4. The Earl of Halifax never did, nor could, refuse to sign this convention; because this convention, as it stands, never was before him.[97]
The author's last charge on that ministry, with regard to foreign affairs, is the Russian treaty of commerce, which the author thinks fit to assert, was concluded "on terms the Earl of Buckinghamshire had refused to accept of, and which had been deemed by former ministers disadvantageous to the nation, and by the merchants unsafe and unprofitable."[98]
Both the assertions in this paragraph are equally groundless. The treaty then concluded by Sir George Macartney was not on the terms which the Earl of Buckinghamshire had refused. The Earl of Buckinghamshire never did refuse terms, because
the business never came to the point of refusal, or acceptance; all that he did was, to receive the Russian project for a treaty of commerce, and to transmit it to England. This was in November, 1764; and he left Petersburg the January following, before he could even receive an answer from his own court. The conclusion of the treaty fell to his successor. Whoever will be at the trouble to compare it with the treaty of 1734, will, I believe, confess, that, if the former ministers could have obtained such terms, they were criminal in not accepting them.
But the merchants "deemed them unsafe and unprofitable." What merchants? As no treaty ever was more maturely considered, so the opinion of the Russia merchants in London was all along taken; and all the instructions sent over were in exact conformity to that opinion. Our minister there made no step without having previously consulted our merchants resident in Petersburg, who, before the signing of the treaty, gave the most full and unanimous testimony in its favor. In their address to our minister at that court, among other things they say, "It may afford some additional satisfaction to your Excellency, to receive a public acknowledgment of the entire and unreserved approbation of every article in this treaty, from us who are so immediately and so nearly concerned in its consequences." This was signed by the consul-general, and every British merchant in Petersburg.
The approbation of those immediately concerned in the consequences is nothing to this author. He and his friends have so much tenderness for people's interests, and understand them so much better than
they do themselves, that, whilst these politicians are contending for the best of possible terms, the claimants are obliged to go without any terms at all.

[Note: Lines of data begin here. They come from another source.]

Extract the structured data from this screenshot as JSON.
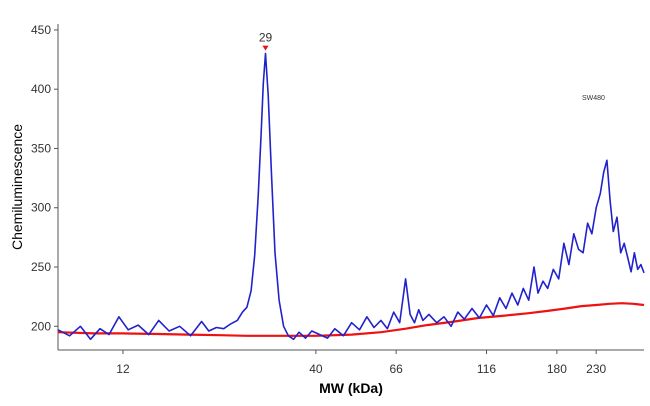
{
  "chart_data": {
    "type": "line",
    "title": "",
    "xlabel": "MW (kDa)",
    "ylabel": "Chemiluminescence",
    "ylim": [
      180,
      455
    ],
    "yticks": [
      200,
      250,
      300,
      350,
      400,
      450
    ],
    "xscale": "log",
    "xlim": [
      8,
      310
    ],
    "xticks": [
      12,
      40,
      66,
      116,
      180,
      230
    ],
    "sample_label": "SW480",
    "peak_label": "29",
    "grid": false,
    "colors": {
      "signal": "#2222cc",
      "baseline": "#ee1111",
      "axis": "#555555"
    },
    "series": [
      {
        "key": "signal",
        "x": [
          8.0,
          8.6,
          9.2,
          9.8,
          10.4,
          11.0,
          11.7,
          12.4,
          13.2,
          14.1,
          15.0,
          16.0,
          17.1,
          18.3,
          19.6,
          20.5,
          21.5,
          22.5,
          23.5,
          24.5,
          25.3,
          26.0,
          26.7,
          27.3,
          27.9,
          28.4,
          28.8,
          29.2,
          29.7,
          30.3,
          31.0,
          31.8,
          32.7,
          33.7,
          34.8,
          36.0,
          37.5,
          39.0,
          41.0,
          43.0,
          45.0,
          47.5,
          50.0,
          52.5,
          55.0,
          57.5,
          60.0,
          62.5,
          65.0,
          67.5,
          70.0,
          72.0,
          74.0,
          76.0,
          78.0,
          81.0,
          85.0,
          89.0,
          93.0,
          97.0,
          101.0,
          106.0,
          111.0,
          116.0,
          121.0,
          126.0,
          131.0,
          136.0,
          141.0,
          146.0,
          151.0,
          156.0,
          160.0,
          165.0,
          170.0,
          176.0,
          182.0,
          188.0,
          194.0,
          200.0,
          206.0,
          212.0,
          218.0,
          224.0,
          230.0,
          236.0,
          241.0,
          246.0,
          251.0,
          256.0,
          262.0,
          268.0,
          274.0,
          280.0,
          286.0,
          292.0,
          298.0,
          304.0,
          310.0
        ],
        "y": [
          197,
          192,
          200,
          189,
          198,
          193,
          208,
          197,
          201,
          193,
          205,
          196,
          200,
          192,
          204,
          196,
          199,
          198,
          202,
          205,
          212,
          216,
          230,
          260,
          310,
          360,
          405,
          430,
          395,
          330,
          262,
          222,
          200,
          192,
          189,
          195,
          190,
          196,
          193,
          190,
          198,
          192,
          203,
          197,
          208,
          199,
          205,
          198,
          212,
          203,
          240,
          210,
          203,
          214,
          205,
          210,
          203,
          208,
          200,
          212,
          206,
          215,
          207,
          218,
          209,
          224,
          215,
          228,
          218,
          232,
          222,
          250,
          228,
          238,
          232,
          248,
          240,
          270,
          252,
          278,
          265,
          262,
          287,
          278,
          300,
          312,
          330,
          340,
          305,
          280,
          292,
          262,
          270,
          258,
          246,
          262,
          248,
          252,
          245
        ]
      },
      {
        "key": "baseline",
        "x": [
          8.0,
          10.0,
          12.0,
          15.0,
          18.0,
          22.0,
          26.0,
          30.0,
          35.0,
          40.0,
          50.0,
          60.0,
          70.0,
          80.0,
          95.0,
          110.0,
          130.0,
          150.0,
          170.0,
          190.0,
          210.0,
          230.0,
          250.0,
          270.0,
          290.0,
          310.0
        ],
        "y": [
          195,
          194,
          194,
          193.5,
          193,
          192.5,
          192,
          192,
          192,
          192,
          193,
          195,
          198,
          201,
          204,
          207,
          209,
          211,
          213,
          215,
          217,
          218,
          219,
          219.5,
          219,
          218
        ]
      }
    ]
  }
}
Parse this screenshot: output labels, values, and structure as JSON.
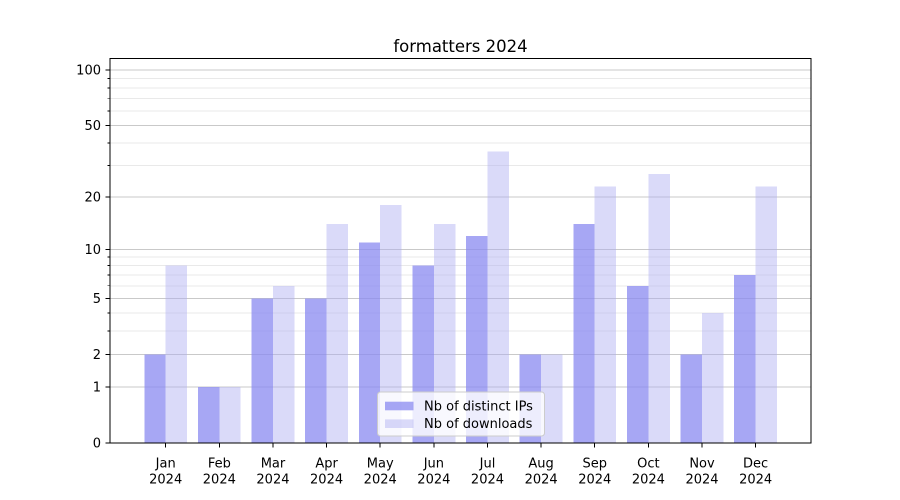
{
  "chart_data": {
    "type": "bar",
    "title": "formatters 2024",
    "categories": [
      "Jan",
      "Feb",
      "Mar",
      "Apr",
      "May",
      "Jun",
      "Jul",
      "Aug",
      "Sep",
      "Oct",
      "Nov",
      "Dec"
    ],
    "category_year_label": "2024",
    "series": [
      {
        "key": "distinct-ips",
        "name": "Nb of distinct IPs",
        "color": "rgba(138,138,240,0.75)",
        "values": [
          2,
          1,
          5,
          5,
          11,
          8,
          12,
          2,
          14,
          6,
          2,
          7
        ]
      },
      {
        "key": "downloads",
        "name": "Nb of downloads",
        "color": "rgba(173,173,242,0.45)",
        "values": [
          8,
          1,
          6,
          14,
          18,
          14,
          36,
          2,
          23,
          27,
          4,
          23
        ]
      }
    ],
    "yscale": "log1p",
    "ylim": [
      0,
      116
    ],
    "y_major_ticks": [
      0,
      1,
      2,
      5,
      10,
      20,
      50,
      100
    ],
    "y_minor_ticks": [
      3,
      4,
      6,
      7,
      8,
      9,
      30,
      40,
      60,
      70,
      80,
      90
    ],
    "grid": true,
    "legend_position": "inside lower center",
    "colors": {
      "grid_major": "#c9c9c9",
      "grid_minor": "#e9e9e9",
      "axis": "#000000",
      "background": "#ffffff",
      "legend_border": "#cccccc",
      "legend_background": "#ffffff"
    }
  }
}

One of the first and justest complaints against the administration of the author's friends, was the want of rigor in their foreign negotiations. Their immediate successors endeavored to correct that error, along with others; and there was scarcely a foreign court, in which the new spirit that had arisen was not sensibly felt, acknowledged, and sometimes complained of. On their coming into administration, they found the demolition of Dunkirk entirely at a stand: instead of demolition, they found construction; for the French were then at work on the repair of the jettees. On the remonstrances of General Conway, some parts of these jettees were immediately destroyed. The Duke of Richmond personally surveyed the place, and obtained a fuller knowledge of its true state and condition than any of our ministers had done; and, in consequence, had larger offers from the Duke of Choiseul than had ever been received. But, as these were short of our just expectations under the treaty, he rejected them. Our then ministers, knowing that, in their administration, the people's minds were set at ease upon all the essential points of public and private liberty, and that no project of theirs could endanger the concord of the empire, were under no restraint from pursuing every just demand upon foreign nations.
The author, towards the end of this work, falls into reflections upon the state of public morals in this country: he draws use from this doctrine, by recommending his friend to the king and the public, as another Duke of Sully; and he concludes the whole performance with a very devout prayer.
The prayers of politicians may sometimes be sincere; and as this prayer is in substance, that the author, or his friends, may be soon brought into power, I have great reason to believe it is very much from the heart. It must be owned too that after he has drawn such a picture, such a shocking picture, of the state of this country, he has great faith in thinking the means he prays for sufficient to relieve us: after the character he has given of its inhabitants of all ranks and classes, he has great charity in caring much about them; and indeed no less hope, in being of opinion, that such a detestable nation can ever become the care of Providence. He has not even found five good men in our devoted city.